If this Darwin was the Professor, he’d be the last person anybody should ever tick off.

“We need to talk to her before she posts anything back to him.” He heard the urgency in his own voice and wondered whether Jackie did, too.

Jackie nodded. “No kidding. I’ve already tried calling but got no answer, e-mailed but got no response. So I guess we’re taking another road trip.” She reached into her pocket, pulled out her car keys, and gave him an evil smile. “I’ll drive.”

“I’m glad I didn’t have breakfast,” he muttered as he followed her out into the corridor. But instead of heading for the exit, he glanced toward a partially open door. “Fletcher and Cole’s office, right? And they’re the computer geniuses on the team?”

She realized where he was headed. “I wonder if they can track him from these posts.”

“I’m not the cyber crimes nerd,” he said, hiding a slight smile as he remembered Sam Dalton’s words. “Can they?”

She nodded once. “It’s possible.”

“So let’s bring in the rest of the team and go at this together,” he said, the entire concept tasting strange, since he was used to a more cutthroat environment. Strange, but good.

Cole and Fletcher, however, weren’t in their office. A quick visit to Blackstone’s told them why. “They left a few minutes ago, going to see what kind of computer forensics they can get from the local PD investigating the help-wanted murder.” Wyatt handed back the screen-shot printouts. “But you can start working on the IP, can’t you, Jackie?”

“Yeah. But we still need to get to Mrs. Dalton and make sure she doesn’t respond to him.”
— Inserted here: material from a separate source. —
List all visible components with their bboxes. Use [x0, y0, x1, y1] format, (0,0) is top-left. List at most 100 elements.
“At least, not until we decide how we want her to respond,” Alec interjected.

Wyatt stared at him, nodding once to indicate his thoughts had gone in the same direction. “Very well, then. Jackie stays here and works on identifying where those posts came from. Alec, you’ll have to go up to Baltimore and convince Mrs. Dalton to remain silent for the time being. We’ll keep trying to reach her on the phone to make sure she stays offline.”

Ordinarily, it would have been a simple task. Alec, though, found his stomach rolling at the thought of it. Not that he couldn’t control his libido, or keep himself from revealing the attraction he’d felt for her from the minute she’d opened the door Tuesday afternoon. He just wondered whether he’d be able to resist trying to get into her head a little. Searching to find the caustic woman whose words he’d read, figuring out more about what made her tick and why she’d chosen the path she was on. Filling in the profile.

And, yeah, concealing that attraction.

Throughout her marriage, Sam had become accustomed to getting up early. Not by choice-she wasn’t what anybody would call a morning person.

She had always done her best thinking and her best work in the silence of the night, preferring the thick, heavy darkness of a sleeping world to the bright, loud one awash with daylight. She’d made friends with the shadows and the soothing voices of the smooth-toned, late-night radio deejays, had become accustomed to eating cereal at one a.m.